2024 - Present
Machine Learning Engineer GenAI Intern LifeSage Inc. Austin, Texas
Driving innovation in healthcare with cutting-edge AI solutions that redefine patient interaction.
- Developed a Custom LLM System: Leading the end-to-end development of a healthcare-specific Large Language Model system, focusing on providing accurate, reliable, and context-sensitive responses to medical queries.
- Data Collection and Curation: Gathered and cleaned public chat-format data, utilizing T5 and BERT models to create a masked prediction task for correcting grammatical and other errors, ensuring high-quality datasets for LLM training.
- Fine-tuned Advanced LLMs: Fine-tuned and instruction-tuned multiple advanced language models, including Mistral MOE, Llama3, Llama3.1, and Gemma 2, optimizing them for specialized healthcare use cases.
- Implemented PEFT Techniques: Utilized Parameter-Efficient Fine-Tuning (PEFT) techniques such as LORA and Q-LORA to achieve faster and more efficient model training. Integrated accelerator tools like UnSloth and FlashAttention to enhance the performance of these fine-tuned models.

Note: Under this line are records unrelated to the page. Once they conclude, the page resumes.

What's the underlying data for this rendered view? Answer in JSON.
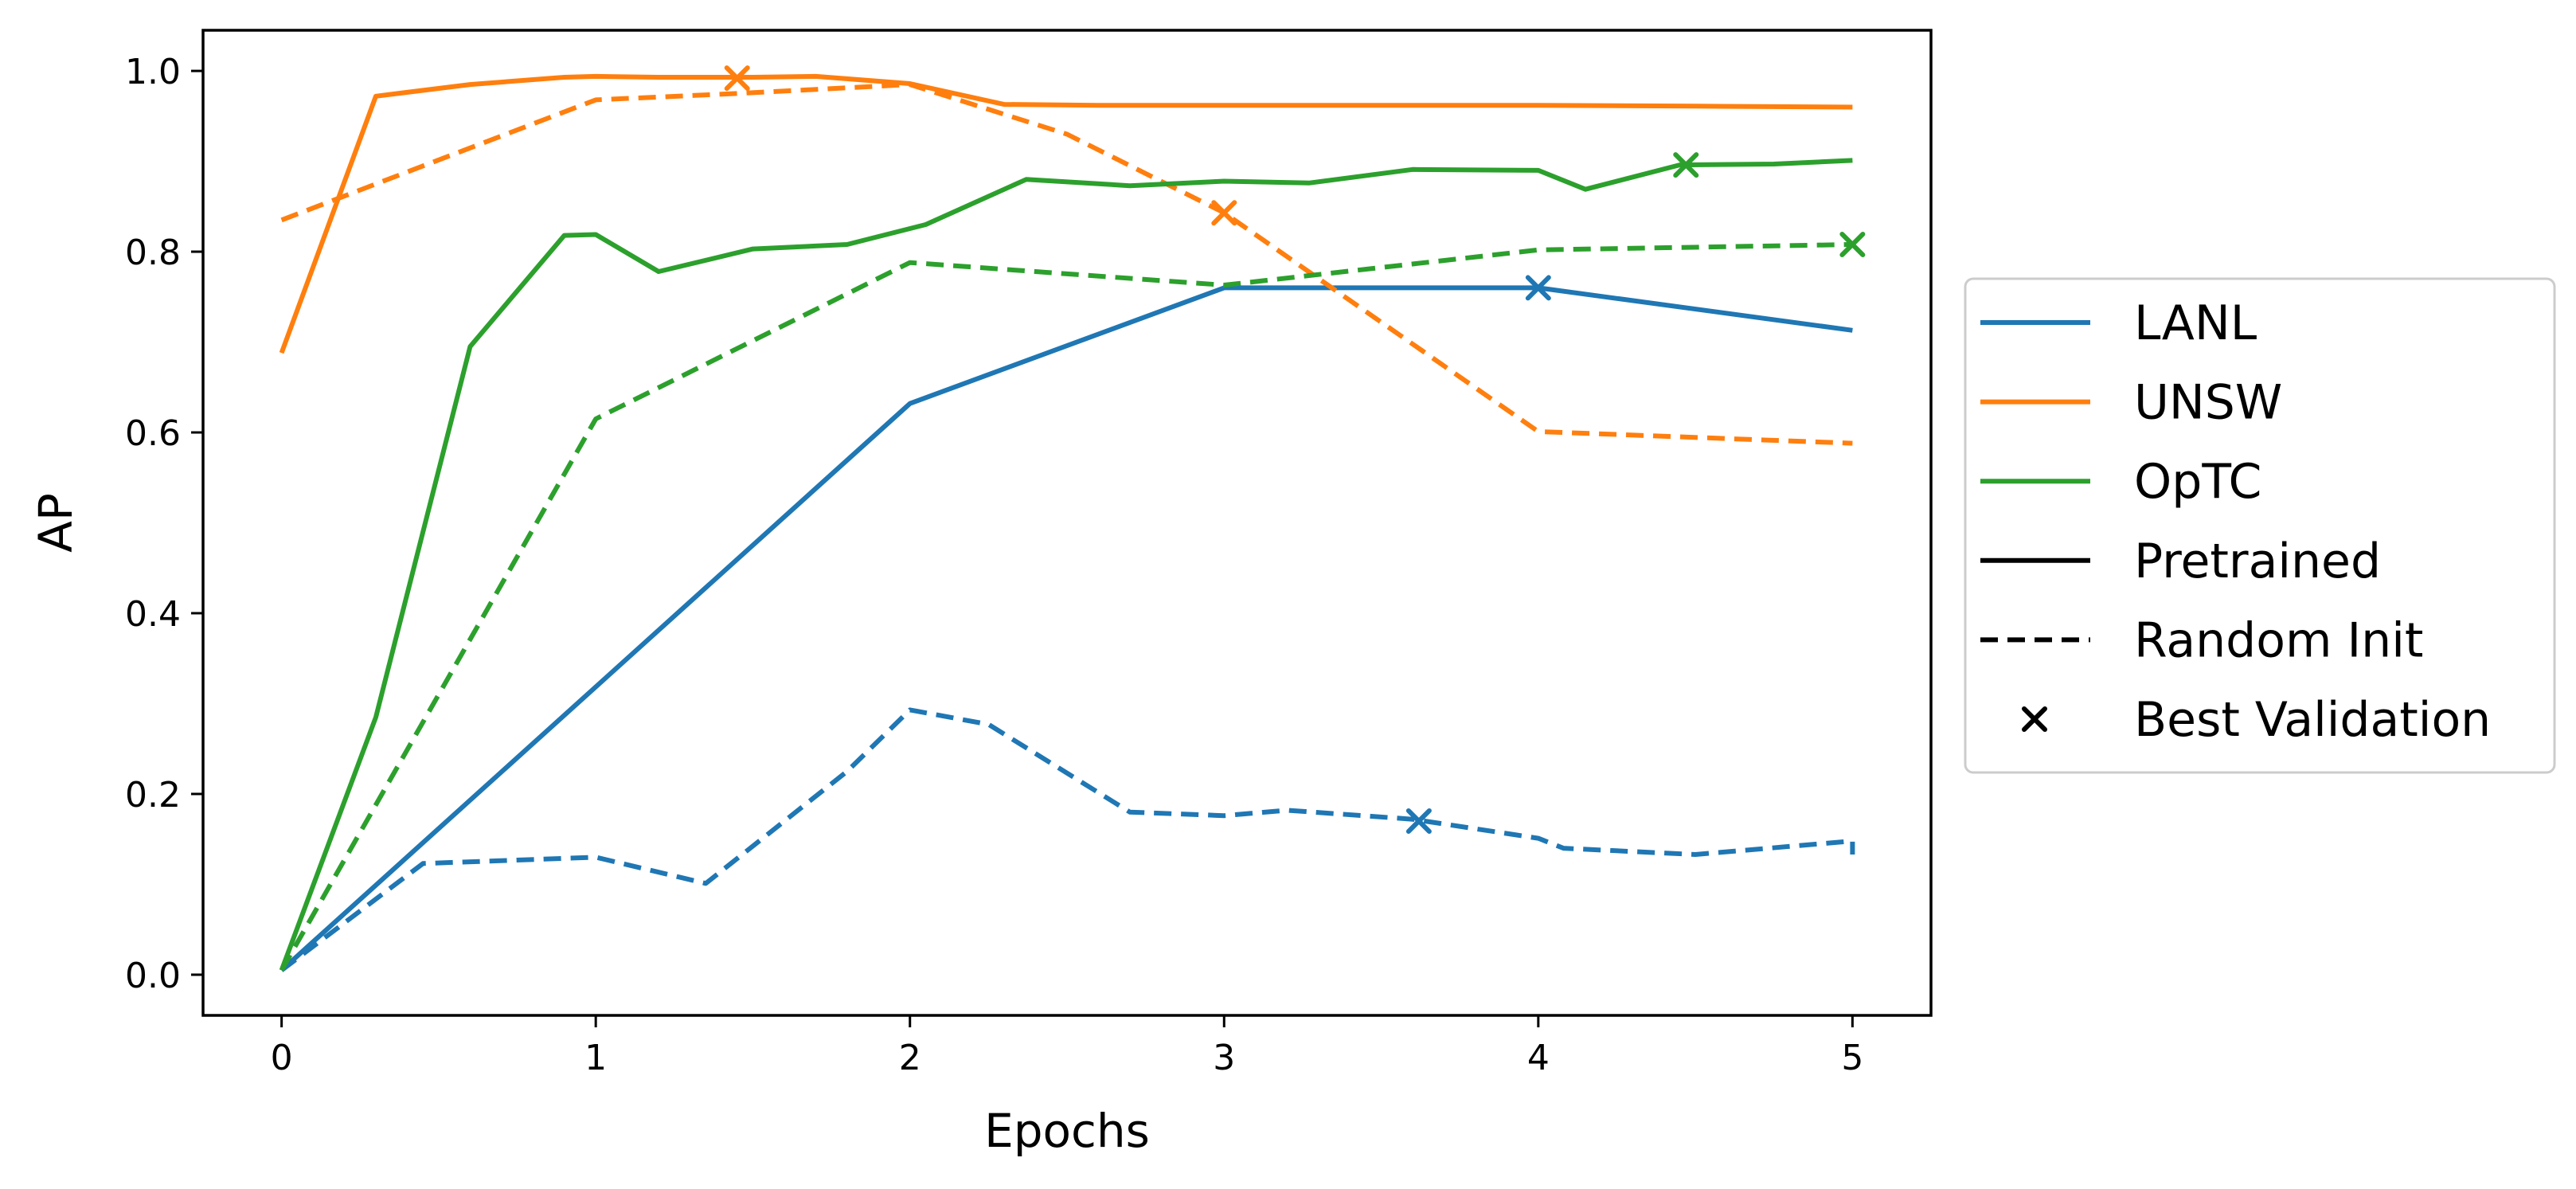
{
  "chart_data": {
    "type": "line",
    "xlabel": "Epochs",
    "ylabel": "AP",
    "xlim": [
      -0.25,
      5.25
    ],
    "ylim": [
      -0.045,
      1.045
    ],
    "x_ticks": [
      0,
      1,
      2,
      3,
      4,
      5
    ],
    "x_tick_labels": [
      "0",
      "1",
      "2",
      "3",
      "4",
      "5"
    ],
    "y_ticks": [
      0.0,
      0.2,
      0.4,
      0.6,
      0.8,
      1.0
    ],
    "y_tick_labels": [
      "0.0",
      "0.2",
      "0.4",
      "0.6",
      "0.8",
      "1.0"
    ],
    "grid": false,
    "legend_position": "outside-right",
    "series": [
      {
        "name": "LANL",
        "style": "solid",
        "color": "#1f77b4",
        "x": [
          0,
          2,
          3,
          4,
          5
        ],
        "y": [
          0.005,
          0.632,
          0.76,
          0.76,
          0.713
        ],
        "best": [
          4.0,
          0.76
        ]
      },
      {
        "style": "dashed",
        "color": "#1f77b4",
        "x": [
          0,
          0.45,
          1.0,
          1.35,
          1.8,
          2.0,
          2.25,
          2.7,
          3.0,
          3.2,
          3.6,
          4.0,
          4.08,
          4.5,
          5.0,
          5.0
        ],
        "y": [
          0.005,
          0.123,
          0.13,
          0.101,
          0.225,
          0.293,
          0.277,
          0.18,
          0.176,
          0.182,
          0.172,
          0.151,
          0.14,
          0.133,
          0.148,
          0.133
        ],
        "best": [
          3.62,
          0.17
        ]
      },
      {
        "name": "UNSW",
        "style": "solid",
        "color": "#ff7f0e",
        "x": [
          0,
          0.3,
          0.6,
          0.9,
          1.0,
          1.2,
          1.5,
          1.7,
          2.0,
          2.3,
          2.6,
          3.0,
          3.5,
          4.0,
          4.5,
          5.0
        ],
        "y": [
          0.688,
          0.972,
          0.985,
          0.993,
          0.994,
          0.993,
          0.993,
          0.994,
          0.986,
          0.963,
          0.962,
          0.962,
          0.962,
          0.962,
          0.961,
          0.96
        ],
        "best": [
          1.45,
          0.992
        ]
      },
      {
        "style": "dashed",
        "color": "#ff7f0e",
        "x": [
          0,
          1.0,
          1.45,
          2.0,
          2.5,
          3.0,
          4.0,
          5.0
        ],
        "y": [
          0.835,
          0.968,
          0.975,
          0.985,
          0.93,
          0.843,
          0.601,
          0.588
        ],
        "best": [
          3.0,
          0.843
        ]
      },
      {
        "name": "OpTC",
        "style": "solid",
        "color": "#2ca02c",
        "x": [
          0,
          0.3,
          0.6,
          0.9,
          1.0,
          1.2,
          1.5,
          1.8,
          2.05,
          2.37,
          2.7,
          3.0,
          3.27,
          3.6,
          4.0,
          4.15,
          4.45,
          4.75,
          5.0
        ],
        "y": [
          0.005,
          0.285,
          0.695,
          0.818,
          0.819,
          0.778,
          0.803,
          0.808,
          0.83,
          0.88,
          0.873,
          0.878,
          0.876,
          0.891,
          0.89,
          0.869,
          0.896,
          0.897,
          0.901
        ],
        "best": [
          4.47,
          0.896
        ]
      },
      {
        "style": "dashed",
        "color": "#2ca02c",
        "x": [
          0,
          1.0,
          2.0,
          3.0,
          4.0,
          5.0
        ],
        "y": [
          0.005,
          0.615,
          0.788,
          0.763,
          0.802,
          0.808
        ],
        "best": [
          5.0,
          0.808
        ]
      }
    ],
    "legend": [
      {
        "label": "LANL",
        "kind": "line",
        "style": "solid",
        "color": "#1f77b4"
      },
      {
        "label": "UNSW",
        "kind": "line",
        "style": "solid",
        "color": "#ff7f0e"
      },
      {
        "label": "OpTC",
        "kind": "line",
        "style": "solid",
        "color": "#2ca02c"
      },
      {
        "label": "Pretrained",
        "kind": "line",
        "style": "solid",
        "color": "#000000"
      },
      {
        "label": "Random Init",
        "kind": "line",
        "style": "dashed",
        "color": "#000000"
      },
      {
        "label": "Best Validation",
        "kind": "marker",
        "color": "#000000"
      }
    ]
  }
}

- Developed Inference Web Application: Designed and deployed an inference web application using Triton Inference Server, TensorRT, and vLLM. The frontend was built with Gradio, creating a user-friendly interface for testing and real-time interaction with the LLM.
- RAG-Based Applications: Currently working on Retrieval-Augmented Generation (RAG) based applications, enabling the system to retrieve and process information from proprietary pharmaceutical and insurance datasets, delivering accurate and contextually relevant responses.
- Exploring SOTA Techniques: Testing and integrating state-of-the-art techniques such as graph RAG and memory tuning to further enhance model performance and ensure the system can handle complex queries with high accuracy and reliability.